Somehow in the middle of a water cooler conversation, I’d revealed my everything, my hand, my psychological profile. It didn’t help that they were all psychologists. They asked more. “What exactly do you want people to talk about, Penelope?” Such an unrealistic expectation; one looks like a fool just for bringing the possibility up.
And its difficult to explain why I’d want people to talk about me after I couldn’t weigh in on the topic, because god knows so long as my heart beats I am terrified of gossip. I know a few folks who will drop this line in a conversation just to watch me quiver: “So I was talking about you the other day. That’s right. I was talking about you. Ears tingling? Nose itch? Hives any?” Yes. Ears tingle. Nose itches. Hives, many.
Today on the train I was reading New York Magazine, where Kurt Anderson weighs in on the current End of Days rages. There are so many ways we could go. Megavolcanoes. Tsunamis. Terrorists/third world war. There are Christian farmers in our hinterlands breeding red heifers for Jewish rituals in Israel, on account of they’re actively campaigning for the end of days. Our president has said to believe in Armageddon; I’ve read otherwise as well, but his recent reference of a “Third Awakening” doesn’t sit so well with me. It’s become a national obsession: instead of one television movie (The Day After) we have a television series (Jericho). Creepy. I feel like it’s a good time to have Pork Barbecue, because god damn, our high cholesterol won’t hurt us when we’re washed away in a flood.

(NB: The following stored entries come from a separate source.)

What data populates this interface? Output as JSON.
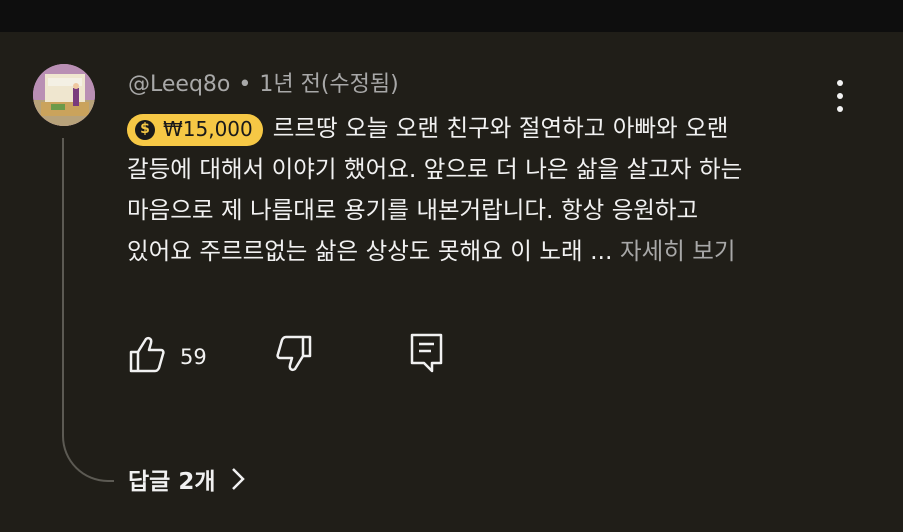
{
  "comment": {
    "author": "@Leeq8o",
    "separator": "•",
    "time": "1년 전(수정됨)",
    "super_thanks": {
      "icon": "$",
      "amount": "₩15,000"
    },
    "lines": [
      "르르땅 오늘 오랜 친구와 절연하고 아빠와 오랜",
      "갈등에 대해서 이야기 했어요. 앞으로 더 나은 삶을 살고자 하는",
      "마음으로 제 나름대로 용기를 내본거랍니다. 항상 응원하고",
      "있어요 주르르없는 삶은 상상도 못해요 이 노래 ..."
    ],
    "read_more": "자세히 보기",
    "like_count": "59",
    "replies_label": "답글 2개"
  },
  "icons": [
    "thumbs-up-icon",
    "thumbs-down-icon",
    "reply-icon",
    "more-vert-icon",
    "chevron-right-icon",
    "dollar-coin-icon"
  ],
  "colors": {
    "background": "#201e18",
    "badge": "#f6c845",
    "muted_text": "#a8a8a8"
  }
}
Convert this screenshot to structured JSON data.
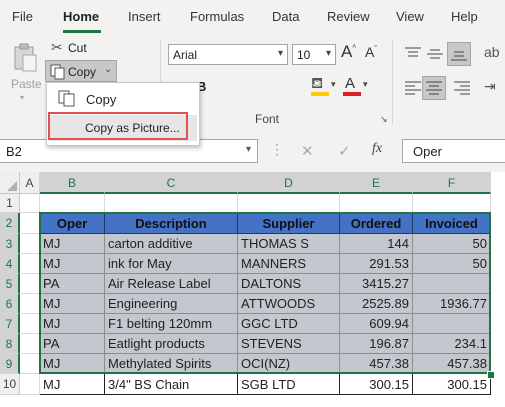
{
  "menu": {
    "tabs": [
      "File",
      "Home",
      "Insert",
      "Formulas",
      "Data",
      "Review",
      "View",
      "Help"
    ],
    "active": "Home"
  },
  "ribbon": {
    "paste_label": "Paste",
    "cut_label": "Cut",
    "copy_label": "Copy",
    "font_name": "Arial",
    "font_size": "10",
    "bold": "B",
    "font_group_label": "Font"
  },
  "popup": {
    "items": [
      "Copy",
      "Copy as Picture..."
    ]
  },
  "formula_bar": {
    "name_box": "B2",
    "fx": "fx",
    "content": "Oper"
  },
  "sheet": {
    "columns": [
      "A",
      "B",
      "C",
      "D",
      "E",
      "F"
    ],
    "rows": [
      "1",
      "2",
      "3",
      "4",
      "5",
      "6",
      "7",
      "8",
      "9",
      "10"
    ],
    "header": [
      "Oper",
      "Description",
      "Supplier",
      "Ordered",
      "Invoiced"
    ],
    "data": [
      [
        "MJ",
        "carton additive",
        "THOMAS S",
        "144",
        "50"
      ],
      [
        "MJ",
        "ink for May",
        "MANNERS",
        "291.53",
        "50"
      ],
      [
        "PA",
        "Air Release Label",
        "DALTONS",
        "3415.27",
        ""
      ],
      [
        "MJ",
        "Engineering",
        "ATTWOODS",
        "2525.89",
        "1936.77"
      ],
      [
        "MJ",
        "F1 belting 120mm",
        "GGC LTD",
        "609.94",
        ""
      ],
      [
        "PA",
        "Eatlight products",
        "STEVENS",
        "196.87",
        "234.1"
      ],
      [
        "MJ",
        "Methylated Spirits",
        "OCI(NZ)",
        "457.38",
        "457.38"
      ],
      [
        "MJ",
        "3/4\" BS Chain",
        "SGB LTD",
        "300.15",
        "300.15"
      ]
    ]
  },
  "colors": {
    "accent": "#217346",
    "header_fill": "#4472c4",
    "selection_fill": "#c4c7ce",
    "highlight_box": "#e05252"
  }
}
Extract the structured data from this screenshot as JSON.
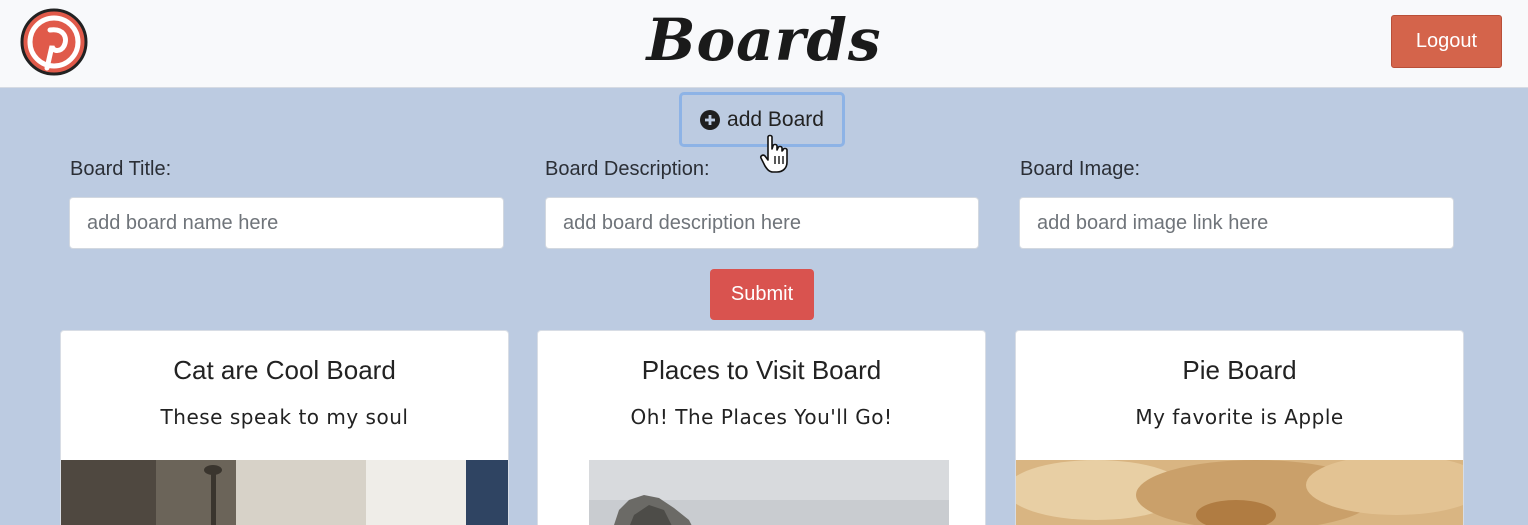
{
  "header": {
    "title": "Boards",
    "logout_label": "Logout",
    "logo_icon": "pinterest-logo-icon",
    "accent_color": "#d4644b"
  },
  "add_board": {
    "label": "add Board",
    "icon": "plus-circle-icon"
  },
  "form": {
    "fields": [
      {
        "label": "Board Title:",
        "placeholder": "add board name here",
        "value": ""
      },
      {
        "label": "Board Description:",
        "placeholder": "add board description here",
        "value": ""
      },
      {
        "label": "Board Image:",
        "placeholder": "add board image link here",
        "value": ""
      }
    ],
    "submit_label": "Submit",
    "submit_color": "#d9534f"
  },
  "boards": [
    {
      "title": "Cat are Cool Board",
      "description": "These speak to my soul"
    },
    {
      "title": "Places to Visit Board",
      "description": "Oh! The Places You'll Go!"
    },
    {
      "title": "Pie Board",
      "description": "My favorite is Apple"
    }
  ],
  "background_color": "#bccbe1"
}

For some reason, I’m fairly okay with dying young, but I’m completely not okay with the world ending early. Why should it matter what happens here when I’m gone? Maybe because I want to believe that at some point the Indians are going to win the Series, or that somebody will decide to read/publish my novel, or that one day thousands of years hence people of my warrior clan will rule over people of the Bush warrior clan. Shit if I know, because frankly, it doesn’t really make any sense.
Of course, one theory of all this apocalypse nonsense is that it’s as cyclical as my father claims Global Warming to be. Maybe it happens with Republican presidents: I seem to recall in grammar school practicing a really silly nuclear drill (who knew Catholic school desks could you protect you from an atom bomb?). Perhaps when we elect Eliot Spitzer or Hilary Clinton or Barack Obama, the frenzy will calm down again and we will go back to worrying about sex scandals. But just in case, I ask: outside of your children (everyone wants lives for their children), what do you care about the future, after you’re dead?